Avery Point Faculty Focus

C. Paul Hallwood

Interesting Questions

    At secondary school, Paul Hallwood discovered he had an aptitude for economics--a subject he found asked interesting questions about how society operates. After completing a BS and MS in economics at the University of Hull in Yorkshire, England, followed by a PhD. at the University of Aberdeen in Scotland, he was on his way to becoming a distinguished economist. In 1988, Professor Hallwood moved to the United States and began asking his own interesting questions about economics to undergraduate, graduate, and doctoral students at the University of Connecticut.

International Reputation

    Professor Hallwood, a native of northwest England, has earned an international reputation as a forward-thinking economist.

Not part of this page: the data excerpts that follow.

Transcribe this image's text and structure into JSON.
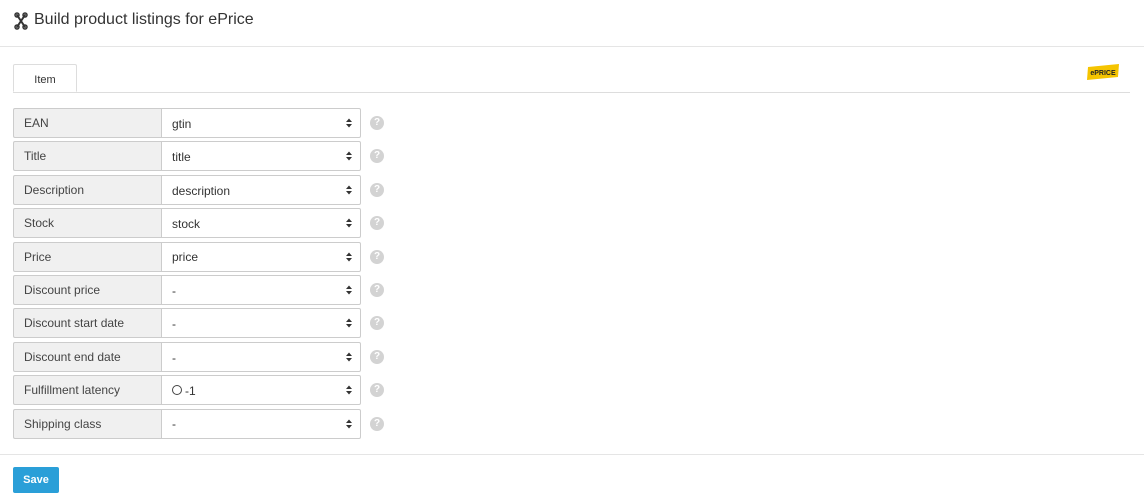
{
  "header": {
    "title": "Build product listings for ePrice",
    "icon": "wrench-cross-icon"
  },
  "tabs": [
    {
      "label": "Item",
      "active": true
    }
  ],
  "brand": {
    "name": "ePrice logo",
    "color": "#f5c400"
  },
  "fields": [
    {
      "label": "EAN",
      "value": "gtin",
      "radio": false
    },
    {
      "label": "Title",
      "value": "title",
      "radio": false
    },
    {
      "label": "Description",
      "value": "description",
      "radio": false
    },
    {
      "label": "Stock",
      "value": "stock",
      "radio": false
    },
    {
      "label": "Price",
      "value": "price",
      "radio": false
    },
    {
      "label": "Discount price",
      "value": "-",
      "radio": false
    },
    {
      "label": "Discount start date",
      "value": "-",
      "radio": false
    },
    {
      "label": "Discount end date",
      "value": "-",
      "radio": false
    },
    {
      "label": "Fulfillment latency",
      "value": "-1",
      "radio": true
    },
    {
      "label": "Shipping class",
      "value": "-",
      "radio": false
    }
  ],
  "help_glyph": "?",
  "footer": {
    "save_label": "Save"
  },
  "colors": {
    "accent": "#2a9fd8",
    "label_bg": "#f0f0f0",
    "border": "#cccccc",
    "help_icon": "#d3d3d3"
  }
}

He has published seven books, including co-authoring International Money and Finance, a monograph-textbook that is required reading for advanced undergraduate through PhD. level students of business, economics, and finance at top universities in the U.S. and around the world. Hallwood’s work has been widely cited in numerous prestigious international journals, and he is consulted by the news media (including the BBC and The Times of London) for his expertise on financial matters.

Interdisciplinary Scope

    As a valued member of the UConn faculty, Professor Hallwood teaches a full range of economics courses at the Avery Point and Storrs campuses, offering everything from introductory Principles of Economics, to complex graduate level instruction in Advanced International Finance. The enthusiastic father of three enjoys the challenge of exploring the questions that can be answered by economics with students from a wide range of majors. In addition to his ongoing research in the field of international economics, he is currently developing a new course on the economics of the global economy from an American perspective, to be offered as part of UConn’s American Studies degree program. He is also at work on Rights, Rents, and Resources: A Course in the Economics of the Oceans, a monograph used in conjunction with a course he developed as a core component of Avery Point’s Maritime Studies and Coastal Studies programs. As he enters his fourth decade as a teacher and renowned economist, Professor Paul Hallwood clearly still finds himself just as intrigued by the questions economists ask as he was as a student.